Opinion

Should Parents Be Bribing Their Kids?

By Amelie S.

Many parents bribe their kids thinking they are going to learn how to behave because of the money, but these parents do not know how it later affects their kids in the real world. Many parents do not know that the behavior is temporary, and may even cause problems later on in their child’s life. Parents should not pay off their children because children may lose interest in things, could change their behavior, and will not normalize the desired behavior by parents. 

Bribing children has bad long-term results as kids might lose interest in activities such as school and extracurricular activities. An experiment conducted by Ryan and Deci states, “When Deci announced that the time was up, and left participants in each of the two rooms alone for a while, members of the group that had been paid for their work tended to drift away from the task to read magazines, while the group that had never been paid was more likely to continue working on the puzzles. Deci concluded that the people offered money no longer experienced that intrinsic motivation.” People who are offered money develop extrinsic motivation towards an experience. When this happens, they may not want to continue doing that experience. 

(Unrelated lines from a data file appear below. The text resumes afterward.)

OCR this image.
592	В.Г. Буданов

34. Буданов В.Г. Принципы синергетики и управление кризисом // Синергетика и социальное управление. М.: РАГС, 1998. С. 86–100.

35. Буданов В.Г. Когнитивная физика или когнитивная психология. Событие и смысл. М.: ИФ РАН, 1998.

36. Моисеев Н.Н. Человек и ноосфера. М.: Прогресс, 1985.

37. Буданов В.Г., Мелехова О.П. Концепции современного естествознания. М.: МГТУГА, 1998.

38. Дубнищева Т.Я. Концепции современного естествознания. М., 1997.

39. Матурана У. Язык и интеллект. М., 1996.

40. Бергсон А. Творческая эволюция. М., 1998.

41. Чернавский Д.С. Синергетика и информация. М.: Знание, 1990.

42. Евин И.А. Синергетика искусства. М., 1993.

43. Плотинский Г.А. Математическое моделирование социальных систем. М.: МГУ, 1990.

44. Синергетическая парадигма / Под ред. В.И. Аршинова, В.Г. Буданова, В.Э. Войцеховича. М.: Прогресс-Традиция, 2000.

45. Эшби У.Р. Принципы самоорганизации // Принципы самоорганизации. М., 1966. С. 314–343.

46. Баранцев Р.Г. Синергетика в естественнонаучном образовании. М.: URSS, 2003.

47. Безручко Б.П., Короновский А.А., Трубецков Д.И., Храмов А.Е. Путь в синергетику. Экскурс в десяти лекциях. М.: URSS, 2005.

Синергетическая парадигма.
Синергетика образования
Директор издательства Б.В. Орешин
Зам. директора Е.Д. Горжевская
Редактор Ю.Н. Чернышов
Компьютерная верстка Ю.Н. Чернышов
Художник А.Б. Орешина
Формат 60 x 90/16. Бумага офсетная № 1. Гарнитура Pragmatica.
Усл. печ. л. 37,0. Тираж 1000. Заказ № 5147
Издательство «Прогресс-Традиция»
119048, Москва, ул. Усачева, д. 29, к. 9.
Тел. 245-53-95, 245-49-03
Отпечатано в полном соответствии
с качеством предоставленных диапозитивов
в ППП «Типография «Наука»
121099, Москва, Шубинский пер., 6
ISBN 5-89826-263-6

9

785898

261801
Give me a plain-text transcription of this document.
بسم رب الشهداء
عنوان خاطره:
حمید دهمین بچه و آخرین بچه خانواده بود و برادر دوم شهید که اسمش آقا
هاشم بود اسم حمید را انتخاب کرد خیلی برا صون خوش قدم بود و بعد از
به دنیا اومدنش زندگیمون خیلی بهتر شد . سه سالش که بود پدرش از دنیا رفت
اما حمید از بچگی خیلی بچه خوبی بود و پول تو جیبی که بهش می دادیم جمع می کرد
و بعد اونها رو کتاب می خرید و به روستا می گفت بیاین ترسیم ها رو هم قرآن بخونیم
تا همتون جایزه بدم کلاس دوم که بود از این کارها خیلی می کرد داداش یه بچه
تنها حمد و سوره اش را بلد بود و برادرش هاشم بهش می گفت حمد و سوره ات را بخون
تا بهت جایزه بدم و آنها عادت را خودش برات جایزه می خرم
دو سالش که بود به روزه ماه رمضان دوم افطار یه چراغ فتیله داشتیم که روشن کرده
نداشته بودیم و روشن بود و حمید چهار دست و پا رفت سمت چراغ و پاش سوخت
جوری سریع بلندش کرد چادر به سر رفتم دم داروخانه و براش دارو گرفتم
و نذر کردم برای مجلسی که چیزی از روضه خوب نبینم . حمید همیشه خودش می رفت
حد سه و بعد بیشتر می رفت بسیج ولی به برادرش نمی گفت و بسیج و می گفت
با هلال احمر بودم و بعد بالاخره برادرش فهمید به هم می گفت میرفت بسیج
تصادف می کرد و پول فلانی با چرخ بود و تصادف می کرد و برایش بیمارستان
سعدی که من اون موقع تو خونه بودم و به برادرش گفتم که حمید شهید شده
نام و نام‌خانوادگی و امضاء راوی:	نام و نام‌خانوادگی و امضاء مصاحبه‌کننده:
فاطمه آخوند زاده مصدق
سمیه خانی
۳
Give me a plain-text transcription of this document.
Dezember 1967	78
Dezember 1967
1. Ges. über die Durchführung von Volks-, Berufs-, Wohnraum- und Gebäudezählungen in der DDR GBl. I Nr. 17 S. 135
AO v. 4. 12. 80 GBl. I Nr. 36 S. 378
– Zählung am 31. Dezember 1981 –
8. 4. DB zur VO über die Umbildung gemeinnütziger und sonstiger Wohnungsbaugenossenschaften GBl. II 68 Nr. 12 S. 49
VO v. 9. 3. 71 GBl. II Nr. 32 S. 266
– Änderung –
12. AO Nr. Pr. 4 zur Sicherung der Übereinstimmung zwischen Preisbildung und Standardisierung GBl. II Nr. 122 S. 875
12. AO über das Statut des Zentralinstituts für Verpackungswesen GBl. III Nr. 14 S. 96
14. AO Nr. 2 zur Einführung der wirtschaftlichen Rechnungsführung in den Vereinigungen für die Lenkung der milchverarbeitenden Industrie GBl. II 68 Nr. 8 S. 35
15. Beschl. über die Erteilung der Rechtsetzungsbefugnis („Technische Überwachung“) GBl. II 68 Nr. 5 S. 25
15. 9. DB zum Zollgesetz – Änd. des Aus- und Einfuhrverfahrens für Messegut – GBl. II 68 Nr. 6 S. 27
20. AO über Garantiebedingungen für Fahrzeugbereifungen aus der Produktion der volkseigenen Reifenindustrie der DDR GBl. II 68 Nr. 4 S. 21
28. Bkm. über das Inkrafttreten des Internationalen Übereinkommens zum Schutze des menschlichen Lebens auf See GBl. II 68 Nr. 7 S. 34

Also, according to the article “Train a Parent, Spare a Child” by The New York Times, “As early as the 1960s, Edward Deci, then a psychology graduate student at Carnegie Mellon, showed that when external rewards are given, subjects ‘lose intrinsic interest for the activity.’” In other words, kids may lose interest in things when they are rewarded for it since they are only doing that experience just to get the reward, and they stop when the reward is dropped. Parents should not reward kids for doing things since they will lose interest in the activities they are participating in. 

Another reason why guardians should not bribe their children is that when children are regularly bribed, they will not learn the expected behavior as a way of life. It could diminish their feelings of the importance of the expected behavior. For instance, author Laura Markham Ph.D. says, “Research shows that rewarding a child for a behavior communicates that the behavior must be unpleasant, since you ‘have to be rewarded’ for doing it.” The child being bribed will learn to know the task they are bribed for is bad and that they are being given something to do to make it not so unpleasant. 

Moreover, in “Train a Parent, Spare a Child,” “Alan Kazdin, the director of the Yale Parenting Center, said the problem with incentives is they focus too much attention on the desired result instead of the behavior that leads up to the result. ‘You can’t throw rewards at behaviors that don’t exist and get them.’” Parents should teach children the desired behavior they expect so that it becomes normalized instead of rewarding them and hoping the kid’s behavior meets the expectation. Therefore, when bribing children, the child may learn to dislike the behavior their parents bribed them to have. Parents might also not be normalizing the desired behavior they want because the child is only trying to get the reward in the end. 

While some bribes can lead to bad things for a child, others lead to good things, too. Ana Swanson, the writer of “The Scientific Case For Bribing Your Kids,” states, “Two months after the end of the experiment, kids who had been rewarded for their health behavior for a period of five weeks were still eating 44 percent more fruit and vegetables than they had before the experiment begun.” Bribes can cause people to have certain behaviors, but ultimately they undermine intrinsic motivation. Rewards take away the opportunity to learn that the foods are good for their health. For example, the article “The Scientific Case For Bribing Your Kids” says, “In a 1999 analysis of 128 previous studies, researchers found that giving people rewards significantly reduced their motivation to pursue the activity when they were not given a reward.” When a child gets bribed, they lose interest in the activity, do not focus on the value of the behavior, and the behavior never sticks or becomes a way of life. Temporary behavior is only based on the reward, so most children will make the desired change. But even if they keep meeting the objective, they might still lose interest in the activity. This is because they continue to do it for the reward they are getting.   

Parents should not bribe children because they may lose interest in things, and they may not embrace learning why a behavior should become their usual way of life or see any real value in it. Although bribing children will have a temporary behavior change, kids will never learn the value of actually learning the behavior as a way of life and not just for the reward they get in the end. Ultimately, it is best not to bribe kids for long and short-term effects on children.